Long-term care insurance, also called LTC insurance or LTCi, is insurance that provides daily or monthly assistance with the costs of a broad range of long-term care services. Long-term care insurance policies can be traditional or hybrid, though traditional policies are becoming increasingly rare. Either policy type can be a good choice, though it may be easier to obtain a hybrid policy due to their wider availability.
A hybrid policy potentially serves two different purposes, but a traditional policy serves just one. Traditional policies cover some or all of your costs if you need long-term care. Hybrid policies serve that same purpose, but they also have a built-in death benefit (life insurance benefit) for your heirs. With hybrid policies, using the long-term care coverage will either reduce or eliminate the death benefit, but if you never use the LTC benefits and never take out any loans on the policy, then the death benefit will be paid in full upon your death. In other words, a hybrid is designed to provide some form of benefit no matter what, whereas a traditional policy only benefits you if you become ill enough to require long-term care.
Seniors should keep in mind that hybrid policies are sold with “fixed” or level premiums, but traditional policies have premiums that may increase over time. Insurance companies have to petition government agencies for permission to increase premium rates, but in the past, they have gained approval to more than double premiums in some cases.
Hybrid and traditional long-term care insurance policies can both be sold as indemnity or as reimbursement policies. Indemnity policies provide a cash benefit that you can spend as you see fit, while reimbursement policies require you to submit receipts for your care and then reimburse the exact amounts that you spent on approved long-term care services.

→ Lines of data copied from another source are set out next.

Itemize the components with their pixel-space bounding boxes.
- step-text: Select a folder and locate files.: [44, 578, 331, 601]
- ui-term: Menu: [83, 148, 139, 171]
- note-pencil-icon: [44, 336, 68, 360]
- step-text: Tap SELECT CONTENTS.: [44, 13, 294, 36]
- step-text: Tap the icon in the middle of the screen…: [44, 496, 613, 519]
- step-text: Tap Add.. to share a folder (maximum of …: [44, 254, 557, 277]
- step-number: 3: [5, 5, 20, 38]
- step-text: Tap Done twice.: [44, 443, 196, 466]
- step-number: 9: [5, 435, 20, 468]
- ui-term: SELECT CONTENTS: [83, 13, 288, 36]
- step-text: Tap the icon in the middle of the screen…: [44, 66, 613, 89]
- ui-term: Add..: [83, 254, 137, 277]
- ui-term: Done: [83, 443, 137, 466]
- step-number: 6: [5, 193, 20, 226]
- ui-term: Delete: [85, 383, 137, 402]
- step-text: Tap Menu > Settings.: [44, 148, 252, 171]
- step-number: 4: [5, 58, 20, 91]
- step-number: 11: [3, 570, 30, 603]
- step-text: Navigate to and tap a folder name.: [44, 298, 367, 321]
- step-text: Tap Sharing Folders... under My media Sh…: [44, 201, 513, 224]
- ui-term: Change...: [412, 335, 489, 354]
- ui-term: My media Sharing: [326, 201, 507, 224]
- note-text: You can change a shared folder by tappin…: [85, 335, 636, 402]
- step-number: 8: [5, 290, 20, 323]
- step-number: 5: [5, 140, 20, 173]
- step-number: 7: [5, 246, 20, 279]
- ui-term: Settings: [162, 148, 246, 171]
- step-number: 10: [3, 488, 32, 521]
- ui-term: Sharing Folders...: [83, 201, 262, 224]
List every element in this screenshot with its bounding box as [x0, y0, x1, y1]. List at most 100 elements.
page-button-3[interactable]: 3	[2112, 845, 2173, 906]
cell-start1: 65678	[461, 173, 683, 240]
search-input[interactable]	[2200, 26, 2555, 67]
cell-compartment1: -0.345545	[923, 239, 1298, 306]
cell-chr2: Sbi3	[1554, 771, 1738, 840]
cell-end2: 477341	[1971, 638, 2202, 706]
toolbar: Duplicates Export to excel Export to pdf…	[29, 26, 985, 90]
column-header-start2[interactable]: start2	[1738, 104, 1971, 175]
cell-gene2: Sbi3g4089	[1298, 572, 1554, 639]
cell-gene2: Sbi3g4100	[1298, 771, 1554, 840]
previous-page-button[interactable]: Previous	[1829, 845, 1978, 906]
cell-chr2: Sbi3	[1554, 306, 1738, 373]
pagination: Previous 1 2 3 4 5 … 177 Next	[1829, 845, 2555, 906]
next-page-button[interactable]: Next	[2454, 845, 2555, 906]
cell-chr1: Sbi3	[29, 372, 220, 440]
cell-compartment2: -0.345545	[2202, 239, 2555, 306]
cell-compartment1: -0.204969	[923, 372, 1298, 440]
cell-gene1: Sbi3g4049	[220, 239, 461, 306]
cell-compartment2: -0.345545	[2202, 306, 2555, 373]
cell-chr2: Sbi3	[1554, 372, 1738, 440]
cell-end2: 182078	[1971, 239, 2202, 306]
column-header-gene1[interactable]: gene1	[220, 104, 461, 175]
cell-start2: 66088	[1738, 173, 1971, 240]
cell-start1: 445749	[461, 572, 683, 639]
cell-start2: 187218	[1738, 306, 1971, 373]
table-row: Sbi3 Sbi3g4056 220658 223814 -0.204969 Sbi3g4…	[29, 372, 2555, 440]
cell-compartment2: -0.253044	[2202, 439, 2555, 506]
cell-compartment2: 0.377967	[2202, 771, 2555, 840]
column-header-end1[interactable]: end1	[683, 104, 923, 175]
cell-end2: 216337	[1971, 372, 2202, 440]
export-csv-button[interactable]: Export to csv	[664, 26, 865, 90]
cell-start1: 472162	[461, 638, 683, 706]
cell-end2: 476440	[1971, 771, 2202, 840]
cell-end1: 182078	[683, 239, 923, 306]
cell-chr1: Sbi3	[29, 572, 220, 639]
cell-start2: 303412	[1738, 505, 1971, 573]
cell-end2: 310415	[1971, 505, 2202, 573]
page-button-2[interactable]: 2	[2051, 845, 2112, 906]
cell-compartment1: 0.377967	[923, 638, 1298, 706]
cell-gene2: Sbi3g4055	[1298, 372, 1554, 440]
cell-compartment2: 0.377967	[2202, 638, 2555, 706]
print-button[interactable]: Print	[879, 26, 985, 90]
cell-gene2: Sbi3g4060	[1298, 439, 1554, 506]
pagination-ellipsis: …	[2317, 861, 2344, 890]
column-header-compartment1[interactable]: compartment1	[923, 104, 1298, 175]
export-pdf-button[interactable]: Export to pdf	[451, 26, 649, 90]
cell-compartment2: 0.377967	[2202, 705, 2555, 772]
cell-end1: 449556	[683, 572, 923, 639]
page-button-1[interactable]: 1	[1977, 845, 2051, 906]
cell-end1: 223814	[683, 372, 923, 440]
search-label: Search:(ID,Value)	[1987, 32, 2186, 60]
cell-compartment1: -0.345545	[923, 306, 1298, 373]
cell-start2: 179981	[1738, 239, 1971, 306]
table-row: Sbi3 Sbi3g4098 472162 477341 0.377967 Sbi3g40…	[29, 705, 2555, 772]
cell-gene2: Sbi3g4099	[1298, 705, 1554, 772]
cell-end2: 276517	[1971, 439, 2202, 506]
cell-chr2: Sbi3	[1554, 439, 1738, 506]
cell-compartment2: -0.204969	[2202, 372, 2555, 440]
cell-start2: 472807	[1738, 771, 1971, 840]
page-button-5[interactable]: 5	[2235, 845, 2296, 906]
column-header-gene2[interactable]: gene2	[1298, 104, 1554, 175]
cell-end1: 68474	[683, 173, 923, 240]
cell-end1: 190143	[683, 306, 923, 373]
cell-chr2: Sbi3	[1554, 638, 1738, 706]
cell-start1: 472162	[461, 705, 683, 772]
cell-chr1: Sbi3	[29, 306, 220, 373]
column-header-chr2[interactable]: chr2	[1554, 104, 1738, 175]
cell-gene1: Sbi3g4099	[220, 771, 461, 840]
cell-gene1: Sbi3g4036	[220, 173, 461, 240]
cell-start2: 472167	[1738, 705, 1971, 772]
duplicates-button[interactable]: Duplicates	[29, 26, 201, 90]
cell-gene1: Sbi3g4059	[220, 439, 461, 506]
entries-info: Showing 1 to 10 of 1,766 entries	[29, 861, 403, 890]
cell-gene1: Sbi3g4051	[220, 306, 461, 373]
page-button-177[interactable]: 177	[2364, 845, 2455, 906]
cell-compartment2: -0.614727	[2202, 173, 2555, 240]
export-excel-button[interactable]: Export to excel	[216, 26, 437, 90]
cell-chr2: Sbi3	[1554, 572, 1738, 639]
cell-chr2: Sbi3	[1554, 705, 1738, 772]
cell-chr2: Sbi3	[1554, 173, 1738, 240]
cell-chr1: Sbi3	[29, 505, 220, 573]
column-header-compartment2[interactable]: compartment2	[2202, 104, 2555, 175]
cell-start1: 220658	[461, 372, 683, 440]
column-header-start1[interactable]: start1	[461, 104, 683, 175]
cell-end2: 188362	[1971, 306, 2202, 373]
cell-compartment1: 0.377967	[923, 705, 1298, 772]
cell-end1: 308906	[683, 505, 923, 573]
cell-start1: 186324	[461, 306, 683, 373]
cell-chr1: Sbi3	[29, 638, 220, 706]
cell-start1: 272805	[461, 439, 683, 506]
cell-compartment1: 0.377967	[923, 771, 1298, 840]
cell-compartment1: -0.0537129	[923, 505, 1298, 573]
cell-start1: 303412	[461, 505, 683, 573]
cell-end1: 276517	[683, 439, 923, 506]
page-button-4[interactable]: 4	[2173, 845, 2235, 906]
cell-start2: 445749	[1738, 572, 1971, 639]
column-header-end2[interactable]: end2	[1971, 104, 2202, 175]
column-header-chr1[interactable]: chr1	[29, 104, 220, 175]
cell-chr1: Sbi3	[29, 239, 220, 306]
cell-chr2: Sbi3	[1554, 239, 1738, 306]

Typical long-term care insurance policies put a cap called the daily or monthly maximum on how much you can be paid for a day or a month of long-term care. Polices also specify either the benefit period (the number of years you can receive this daily or monthly maximum) and/or the benefit pool/lifetime maximum (the maximum amount of money you can be paid in benefits for the entire time you own the policy). The daily/monthly benefit is paid out until the benefit pool is exhausted and/or until the end of the benefit period is reached.
Many policies will impose an elimination period before it will begin paying for your long-term care. You’ll pay for your own long-term care during the elimination period, and the insurance company will step in after that. In many ways, the elimination period mirrors the way deductibles work in health care plans. Elimination period lengths can vary, but 90 days is the most common length.